The MiSeq run generated 9,772,498 (2 × 4,886,249) reads for black vultures and PAL_FINDER identified 59,440 reads with microsatellites. Primer pairs were selected randomly and targeted di-nucleotide, tri-nucleotide, and tetra-nucleotide repeats with minimal complexity in the repeat regions. Based on cost limitations, 58 black vulture microsatellite loci were tested for amplification and polymorphism. Of these 11 loci were identified as polymorphic and amplified consistently. For these 11 loci, the number of alleles ranged from 2 to 11, observed heterozygosity ranged from 0.06 to 0.74, and the expected heterozygosity ranged from 0.06 to 0.84 (Table 1). After Bonferroni corrections , three loci showed significant deviation from HWE (BLVU-05, BLVU-11, and BLVU-38) and no loci showed significant evidence of linkage. Estimates of heterozygote deficiency used to detect the presence of null alleles in microsatellite data [19, 21, 22] indicated the presence of null alleles in the black vulture loci BLVU-05, BLVU-11, and BLVU-38.

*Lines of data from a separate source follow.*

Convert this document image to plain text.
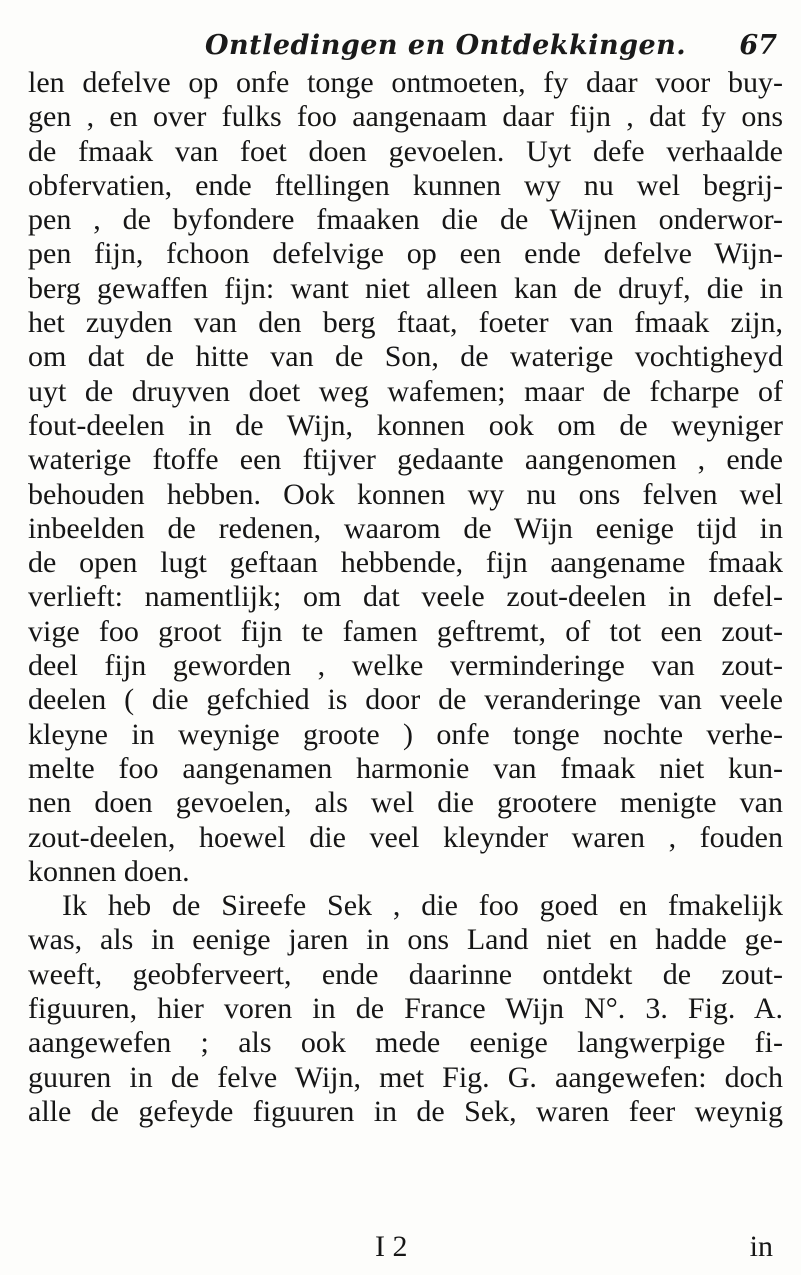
Ontledingen en Ontdekkingen. 67
len defelve op onfe tonge ontmoeten, fy daar voor buy-
gen , en over fulks foo aangenaam daar fijn , dat fy ons
de fmaak van foet doen gevoelen. Uyt defe verhaalde
obfervatien, ende ftellingen kunnen wy nu wel begrij-
pen , de byfondere fmaaken die de Wijnen onderwor-
pen fijn, fchoon defelvige op een ende defelve Wijn-
berg gewaffen fijn: want niet alleen kan de druyf, die in
het zuyden van den berg ftaat, foeter van fmaak zijn,
om dat de hitte van de Son, de waterige vochtigheyd
uyt de druyven doet weg wafemen; maar de fcharpe of
fout-deelen in de Wijn, konnen ook om de weyniger
waterige ftoffe een ftijver gedaante aangenomen , ende
behouden hebben. Ook konnen wy nu ons felven wel
inbeelden de redenen, waarom de Wijn eenige tijd in
de open lugt geftaan hebbende, fijn aangename fmaak
verlieft: namentlijk; om dat veele zout-deelen in defel-
vige foo groot fijn te famen geftremt, of tot een zout-
deel fijn geworden , welke verminderinge van zout-
deelen ( die gefchied is door de veranderinge van veele
kleyne in weynige groote ) onfe tonge nochte verhe-
melte foo aangenamen harmonie van fmaak niet kun-
nen doen gevoelen, als wel die grootere menigte van
zout-deelen, hoewel die veel kleynder waren , fouden
konnen doen.
Ik heb de Sireefe Sek , die foo goed en fmakelijk
was, als in eenige jaren in ons Land niet en hadde ge-
weeft, geobferveert, ende daarinne ontdekt de zout-
figuuren, hier voren in de France Wijn N°. 3. Fig. A.
aangewefen ; als ook mede eenige langwerpige fi-
guuren in de felve Wijn, met Fig. G. aangewefen: doch
alle de gefeyde figuuren in de Sek, waren feer weynig
I 2	in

The MiSeq run generated 9,248,148 (2 × 4,624,074) reads for turkey vultures and PAL_FINDER identified 60,353 reads with microsatellites. Primer pairs for 59 turkey vulture microsatellite loci were tested for amplification and polymorphism. Of these 14 loci were identified as polymorphic and amplified consistently. For these 14 loci, the number of alleles ranged from 3 to 47, observed heterozygosity ranged from 0.07 to 1.00, and the expected heterozygosity ranged from 0.39 to 0.99 (Table 2). After Bonferroni corrections , 2 loci showed significant deviation from HWE (TUVU-14 and TUVU-36) and no loci showed significant evidence of linkage. Null alleles were detected in the turkey vulture loci TUVU-14, TUVU-21, TUVU-36, and TUVU-39.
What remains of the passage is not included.